Sunday, April 16, 2017

All the Birds in the Sky

Charlie Jane Anders
Completed 4/15/2017, reviewed 4/16/2017
3 stars

I really wanted to like this book, and I began really liking it. But about halfway through, it dissolved into an uneven plot that got less and less believable and interesting.  It’s been nominated for several awards as of this writing and I’m not sure it’s deserving.  There are a lot of great reviews for this book and a fair number of haters.  I’m just mixed.

The story begins with the young Patricia and Laurence.  Patricia is a witch, Laurence is a brilliant techie.  Both have families that don’t understand them.  Both are outcasts at school.  They meet up and become friends, until Laurence realizes that Patricia really does have powers, abandoning her.  They meet again in San Francisco as adults, both trying to do something for the world that is collapsing around them, each using their own talents. 

I really liked the two main characters, particularly as children.  It is easy to like outcasts, feeling sorry for them, identifying with them.  Right from the start, you cheer for them even though you know that everything they do will be interpreted wrong.  And as the plot becomes more convoluted, you still cheer for them, hoping that they will find each other and fall in love.

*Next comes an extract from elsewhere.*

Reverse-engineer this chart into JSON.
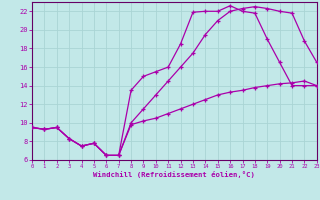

It’s roughly the second half of the book that is its downfall.  Patricia has grown up to be a gifted healer.  Laurence is working on a wormhole generator.  The world is being devastated by superstorms and earthquakes. The plot gets convoluted with story lines like destroying the generator, giant robots, the “unraveling”.  It actually got hard to follow, even though the book is really an easy read.  Maybe I wasn’t willingly suspending enough disbelief, but it just seemed like subplots were thrown in to create as much difficulty as possible for Patricia and Laurence to get together and be in love, rather than for what should be the plot of the book, saving the earth and the falling in love being a natural outcome. 

I also didn’t like the grammar.  There were a lot of sentence fragments.  That might have been an editorial choice, or maybe not.  I found it really distracting.  I find sentence fragments to be useful when you want to slow the reader down to make a point.  I found as the book went on, I noticed them more and more and felt like they were stylistically pretentious rather than organic to the overall writing style.


There are a lot of good things about the book, mostly in the first half.  And the very end pulls everything together nicely.  It’s just everything else that I found difficult.  I’m giving the book three stars out of five on the strength of the first half.  It just could have been so much better.